Only half way round the group did someone say, eat less meat, or no meat - which is a colossal way to reduce carbon production from food. You need so much more energy, most of which comes in the form of oil, to produce meat than to produce grain - up to 10 times more in intensive cattle farming, according to the course facilitator. Eating less meat is necessary, and essential if we're to tackle climate change - I do hear people making this ecological argument occasionally, but it could be front and centre.

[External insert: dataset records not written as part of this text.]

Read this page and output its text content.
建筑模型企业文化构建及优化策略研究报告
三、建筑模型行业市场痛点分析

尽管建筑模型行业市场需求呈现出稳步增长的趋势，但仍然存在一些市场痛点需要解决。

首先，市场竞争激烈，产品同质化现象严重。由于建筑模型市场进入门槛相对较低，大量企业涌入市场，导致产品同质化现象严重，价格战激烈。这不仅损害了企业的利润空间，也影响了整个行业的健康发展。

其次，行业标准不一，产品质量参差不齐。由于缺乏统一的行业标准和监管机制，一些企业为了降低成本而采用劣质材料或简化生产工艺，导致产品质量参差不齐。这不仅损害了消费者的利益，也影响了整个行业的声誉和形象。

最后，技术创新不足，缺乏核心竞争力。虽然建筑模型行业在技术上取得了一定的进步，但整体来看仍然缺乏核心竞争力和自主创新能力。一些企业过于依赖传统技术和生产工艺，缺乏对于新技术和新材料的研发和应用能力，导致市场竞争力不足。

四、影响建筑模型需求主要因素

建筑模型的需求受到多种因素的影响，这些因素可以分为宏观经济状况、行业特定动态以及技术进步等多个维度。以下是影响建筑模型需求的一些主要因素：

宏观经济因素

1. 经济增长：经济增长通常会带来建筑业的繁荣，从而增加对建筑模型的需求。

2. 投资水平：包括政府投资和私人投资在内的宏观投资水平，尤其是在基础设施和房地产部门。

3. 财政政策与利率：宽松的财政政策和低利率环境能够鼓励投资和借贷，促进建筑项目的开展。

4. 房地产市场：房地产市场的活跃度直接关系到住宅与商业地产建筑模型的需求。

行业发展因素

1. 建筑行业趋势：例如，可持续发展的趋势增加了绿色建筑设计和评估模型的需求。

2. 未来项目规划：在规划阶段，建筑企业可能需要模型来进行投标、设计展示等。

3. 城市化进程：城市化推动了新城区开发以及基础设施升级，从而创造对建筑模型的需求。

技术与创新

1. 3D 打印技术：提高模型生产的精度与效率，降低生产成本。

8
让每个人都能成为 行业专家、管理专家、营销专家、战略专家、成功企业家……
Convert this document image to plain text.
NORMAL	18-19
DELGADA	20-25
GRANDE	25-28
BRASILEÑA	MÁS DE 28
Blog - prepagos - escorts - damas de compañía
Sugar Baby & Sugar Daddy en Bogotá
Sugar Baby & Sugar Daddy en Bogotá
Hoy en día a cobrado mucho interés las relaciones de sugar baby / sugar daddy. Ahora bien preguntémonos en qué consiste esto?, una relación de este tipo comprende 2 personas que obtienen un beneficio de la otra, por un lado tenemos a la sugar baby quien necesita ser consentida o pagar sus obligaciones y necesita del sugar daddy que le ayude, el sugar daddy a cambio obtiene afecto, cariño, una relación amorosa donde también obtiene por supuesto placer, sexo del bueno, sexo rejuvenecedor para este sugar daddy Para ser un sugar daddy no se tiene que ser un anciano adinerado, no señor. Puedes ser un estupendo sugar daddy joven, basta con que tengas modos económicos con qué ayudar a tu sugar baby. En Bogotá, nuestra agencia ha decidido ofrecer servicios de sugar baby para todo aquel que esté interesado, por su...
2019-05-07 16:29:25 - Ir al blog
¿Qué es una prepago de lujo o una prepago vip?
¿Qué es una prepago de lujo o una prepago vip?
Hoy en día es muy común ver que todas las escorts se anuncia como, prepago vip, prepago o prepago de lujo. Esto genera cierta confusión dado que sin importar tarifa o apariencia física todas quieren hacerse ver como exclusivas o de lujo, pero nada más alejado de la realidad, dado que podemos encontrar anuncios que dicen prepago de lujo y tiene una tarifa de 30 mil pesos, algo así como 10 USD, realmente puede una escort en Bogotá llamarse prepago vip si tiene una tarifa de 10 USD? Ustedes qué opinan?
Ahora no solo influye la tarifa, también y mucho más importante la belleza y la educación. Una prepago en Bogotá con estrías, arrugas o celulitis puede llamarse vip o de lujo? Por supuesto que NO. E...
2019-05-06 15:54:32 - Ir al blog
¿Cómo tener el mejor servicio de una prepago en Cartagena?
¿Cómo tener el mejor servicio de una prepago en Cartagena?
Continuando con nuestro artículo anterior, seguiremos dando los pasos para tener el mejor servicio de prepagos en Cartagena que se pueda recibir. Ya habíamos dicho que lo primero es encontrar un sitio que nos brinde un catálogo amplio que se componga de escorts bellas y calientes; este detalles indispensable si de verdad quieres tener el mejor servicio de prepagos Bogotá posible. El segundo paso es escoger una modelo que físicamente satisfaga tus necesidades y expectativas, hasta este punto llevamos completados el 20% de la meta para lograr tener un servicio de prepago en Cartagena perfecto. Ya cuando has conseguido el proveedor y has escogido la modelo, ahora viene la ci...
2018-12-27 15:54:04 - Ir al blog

Vandana Shiva says we're eating oil. The importance of looking at the global implications of going local I think can't be forgotten - what about fair trade, what about poor farmers in the global South earning a living from selling to the global North. And it's those farmers that will be squeezed out first, and suffer most if pressure appears not to trade internationally. I get constantly worried that the rhetoric of climate change will be used to move us towards some dangerous and destructive ends - such as nuclear power or killing the poor or leaving them to die - this is already happening but its implications are hidden, the 'consumption choices' of the North contribute to and in some cases cause death and destruction in the South. These two issues, the implications of eating meat, and the global-local relationships, are close to my heart, but I'm not expressing them well here. As I said to someone in the class who asked what are the solutions, what systems thinking teaches us is that we have to look at the whole picture, it's not enough to address climate change at the expense of people's lives, we have to find a system that works for everything we value, and I think human life, has to be high on that list. It's a person or speciesist perspective, but it can't be forgotten.